I have implemented recursive descent and PEG-like parsers in the past, where you could do things like this:


Path -> Segment+
Segment -> Slash Name
Segment -> /
Name -> /\w+/
Slash -> /
  • where Segment+ means "match one or more Segment"
  • 其中段+表示“匹配一个或多个段”
  • and there's a plain old regular expression for matching one or more word characters with \w+
  • 还有一个普通的正则表达式,用来匹配一个或多个单词字符和\w+

How do you typically accomplish this same sort of thing with LR grammars/parsers? All of the examples of LR parsers I have seen are very basic, such as parsing 1 + 2 * 3, or (())(), where the patterns are very simple and don't seem to involve "one or more" functionality (or zero or more with *, or optional with ?). How do you do that in an LR parser generally?

如何用LR语法/解析器完成同样的事情?我所看到的LR解析器的所有示例都是非常基础的,比如解析1 + 2 * 3或(()),其中的模式非常简单,并且似乎不涉及“一个或多个”功能(或零或更多与*,或可选的)。如何在LR解析器中实现这一点?

Or does LR parsing require a lexing phase first (i.e. an LR parser requires terminal and nonterminal "tokens"). Hoping that there is a way to do LR parsing without two phases like that. The definition of an LR parser talks about "input characters" in the books/sites I've been reading, but then you see casually/subtly a line like:


The grammar's terminal symbols are the multi-character symbols or 'tokens' found in the input stream by a lexical scanner.


And it's like what, where did the scanner come from.


You can certainly write a scannerless grammar for a language, but in most cases it won't be LR(1), because 1 token of lookahead isn't much when the token is a single character.


Generally, LALR(1) parser generators (like bison) are used in conjunction with a scanner generator (like flex).




Whenever you have a parser operating on a stream of tokens, there is always the question of what produced the stream of tokens. With most parser generators, the grammar specification and the lexical specification of tokens are kept separate, mostly because the way the parser generator and lexer generator operate are different.


Adding regex operators to "the grammar" is convenient. But they do not extend the power of context free grammars.


You have 3 choices for using regex-like operators in grammars.

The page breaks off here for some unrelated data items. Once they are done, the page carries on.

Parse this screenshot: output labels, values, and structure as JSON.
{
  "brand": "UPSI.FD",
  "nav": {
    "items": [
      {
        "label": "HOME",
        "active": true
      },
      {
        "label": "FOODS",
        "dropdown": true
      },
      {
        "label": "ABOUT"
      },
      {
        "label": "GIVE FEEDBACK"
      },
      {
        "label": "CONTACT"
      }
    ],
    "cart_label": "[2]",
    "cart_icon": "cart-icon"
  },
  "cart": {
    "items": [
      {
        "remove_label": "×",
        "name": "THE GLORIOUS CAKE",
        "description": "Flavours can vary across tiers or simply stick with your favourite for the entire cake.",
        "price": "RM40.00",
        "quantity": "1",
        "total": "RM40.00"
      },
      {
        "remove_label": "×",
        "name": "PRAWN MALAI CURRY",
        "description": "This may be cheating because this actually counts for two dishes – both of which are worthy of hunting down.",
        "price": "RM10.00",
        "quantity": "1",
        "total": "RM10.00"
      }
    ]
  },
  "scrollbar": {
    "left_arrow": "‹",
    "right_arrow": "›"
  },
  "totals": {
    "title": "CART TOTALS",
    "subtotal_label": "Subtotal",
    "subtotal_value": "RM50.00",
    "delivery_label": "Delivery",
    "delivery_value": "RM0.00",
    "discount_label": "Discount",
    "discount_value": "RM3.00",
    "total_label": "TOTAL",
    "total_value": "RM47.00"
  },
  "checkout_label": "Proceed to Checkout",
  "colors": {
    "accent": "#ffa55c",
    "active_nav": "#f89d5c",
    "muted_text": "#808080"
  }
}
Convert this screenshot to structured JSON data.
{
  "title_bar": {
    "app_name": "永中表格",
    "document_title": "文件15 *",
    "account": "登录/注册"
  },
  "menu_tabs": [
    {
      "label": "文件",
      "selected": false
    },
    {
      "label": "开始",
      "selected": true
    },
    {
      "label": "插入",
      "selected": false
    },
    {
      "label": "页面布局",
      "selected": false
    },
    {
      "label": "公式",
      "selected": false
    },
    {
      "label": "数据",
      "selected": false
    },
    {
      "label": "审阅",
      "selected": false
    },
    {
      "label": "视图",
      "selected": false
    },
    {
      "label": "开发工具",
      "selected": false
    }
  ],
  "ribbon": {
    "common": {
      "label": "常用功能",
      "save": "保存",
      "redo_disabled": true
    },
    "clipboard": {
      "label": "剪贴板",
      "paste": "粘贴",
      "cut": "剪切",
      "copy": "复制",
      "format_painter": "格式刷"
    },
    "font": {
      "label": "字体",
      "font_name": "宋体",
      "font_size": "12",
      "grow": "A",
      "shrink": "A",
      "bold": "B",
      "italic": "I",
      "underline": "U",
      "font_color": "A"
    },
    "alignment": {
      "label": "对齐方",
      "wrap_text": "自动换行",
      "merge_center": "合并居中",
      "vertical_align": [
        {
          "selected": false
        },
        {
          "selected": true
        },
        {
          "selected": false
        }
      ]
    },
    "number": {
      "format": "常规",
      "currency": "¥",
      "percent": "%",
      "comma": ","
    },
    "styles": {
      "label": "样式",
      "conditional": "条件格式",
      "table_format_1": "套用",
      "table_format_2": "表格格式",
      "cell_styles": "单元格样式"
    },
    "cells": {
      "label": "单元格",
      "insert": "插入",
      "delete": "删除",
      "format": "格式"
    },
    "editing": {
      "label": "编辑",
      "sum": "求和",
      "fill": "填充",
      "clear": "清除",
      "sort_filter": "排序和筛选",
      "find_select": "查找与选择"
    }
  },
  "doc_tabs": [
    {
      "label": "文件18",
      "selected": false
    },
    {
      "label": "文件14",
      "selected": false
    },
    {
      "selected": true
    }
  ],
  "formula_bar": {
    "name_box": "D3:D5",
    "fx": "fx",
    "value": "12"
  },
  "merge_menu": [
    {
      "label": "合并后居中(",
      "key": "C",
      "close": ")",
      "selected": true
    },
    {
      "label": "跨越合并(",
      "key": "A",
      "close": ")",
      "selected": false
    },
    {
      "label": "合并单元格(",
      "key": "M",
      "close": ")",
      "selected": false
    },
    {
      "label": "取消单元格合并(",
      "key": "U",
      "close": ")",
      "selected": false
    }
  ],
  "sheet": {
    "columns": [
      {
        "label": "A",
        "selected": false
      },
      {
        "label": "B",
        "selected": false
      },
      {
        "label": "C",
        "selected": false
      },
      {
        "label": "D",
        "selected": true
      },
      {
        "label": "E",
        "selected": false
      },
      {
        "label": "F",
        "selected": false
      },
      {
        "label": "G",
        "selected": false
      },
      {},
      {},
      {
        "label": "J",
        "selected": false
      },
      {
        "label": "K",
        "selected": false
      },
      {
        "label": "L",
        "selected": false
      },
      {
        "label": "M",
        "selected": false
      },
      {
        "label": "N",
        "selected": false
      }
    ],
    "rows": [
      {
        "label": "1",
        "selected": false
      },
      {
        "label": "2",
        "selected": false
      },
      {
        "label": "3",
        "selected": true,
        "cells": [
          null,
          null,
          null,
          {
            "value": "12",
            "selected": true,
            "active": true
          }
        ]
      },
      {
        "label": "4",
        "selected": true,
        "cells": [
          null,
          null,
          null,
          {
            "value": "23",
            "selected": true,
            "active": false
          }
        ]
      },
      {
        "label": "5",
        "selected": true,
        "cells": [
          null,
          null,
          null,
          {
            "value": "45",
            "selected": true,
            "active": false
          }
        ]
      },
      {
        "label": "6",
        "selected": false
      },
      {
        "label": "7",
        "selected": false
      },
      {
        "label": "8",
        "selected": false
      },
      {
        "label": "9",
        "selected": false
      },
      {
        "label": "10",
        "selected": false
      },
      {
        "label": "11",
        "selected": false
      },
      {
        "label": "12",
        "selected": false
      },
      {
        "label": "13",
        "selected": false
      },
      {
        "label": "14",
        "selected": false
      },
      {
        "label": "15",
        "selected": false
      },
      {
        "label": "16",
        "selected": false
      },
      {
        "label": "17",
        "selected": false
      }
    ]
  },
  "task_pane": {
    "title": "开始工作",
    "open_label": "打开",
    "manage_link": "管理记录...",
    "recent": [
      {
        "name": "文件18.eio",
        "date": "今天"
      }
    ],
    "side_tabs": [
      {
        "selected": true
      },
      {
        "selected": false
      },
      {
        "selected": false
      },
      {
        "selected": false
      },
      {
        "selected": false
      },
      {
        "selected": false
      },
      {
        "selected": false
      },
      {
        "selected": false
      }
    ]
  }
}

1) Use them at the character level consistently across the grammar. If you do this, your parser operates with tokens being individual characters. This is likely to work badly with most parser generators, because the decision for most of them is based on the next input stream token only, in this case, a single character. To make this work you either need a backtracking parser or one that will try multiple paths through the space of alternative parses; LR and LL parsers don't do this. There are scannerless GLR parsers for which this would work, if you don't mind the additional overhead of GLR on a per character basis. (Also, if operating at the character level, you are likely to have explicitly specify whitespace and comment syntax).


2) Use them as specifications of individual token character sequences (as in OP's "Name -> /w+/"). In this form, what you end up doing is writing a lexical token specifications integrated with the grammar. The grammar can be then processed into two parts: the lexical specification, and a more conventional BNF. This idea is compatible with many lexer and parser generators; it still doesn't change the expressive power.

2)使用它们作为单个令牌字符序列的规范(如OP的“名称-> /w+/”)。在这种形式中,您最终要做的是编写与语法集成的词汇标记规范。然后可以将语法处理为两部分:词汇规范和更传统的BNF。这个想法与许多lexer和解析器生成器兼容;它仍然没有改变表现力。

3) Use the regex operators only on grammar elements. These are are easily transformed into conventional BNF grammar rules:


  Path -> Segment +

is equivalent to:


  Path -> Segment 
  Path -> Path Segment

After such transformations the results are compatible with most parser generators. This leaves open how the lexical syntax of grammar tokens are specified.


You can implement a hybrid scheme combining 1) and 2), which is appears to be what OP has done.




Regular expressions in a grammar are called "regular right parts".
They make life easier for the guy writing the grammar, but make life harder for the parser generator.


A smart parser generator, such as LRSTAR 8.0, will expand these regular right parts into extra rules automatically for you.

一个智能解析器生成器,如LRSTAR 8.0,将自动将这些常规的正确部分扩展为额外的规则。

Yacc and Bison do not allow regular right parts (the last time I checked).


Regular right parts in grammars should have nothing to do with lexical tokens. Lexical tokens should be specified in a lexical grammar which have their own regular expressions.


PEG's don't force you to separate the lexical symbols from the grammar symbols, thereby creating some serious problems, such as requiring infinite lookahead in some cases (AFAIK).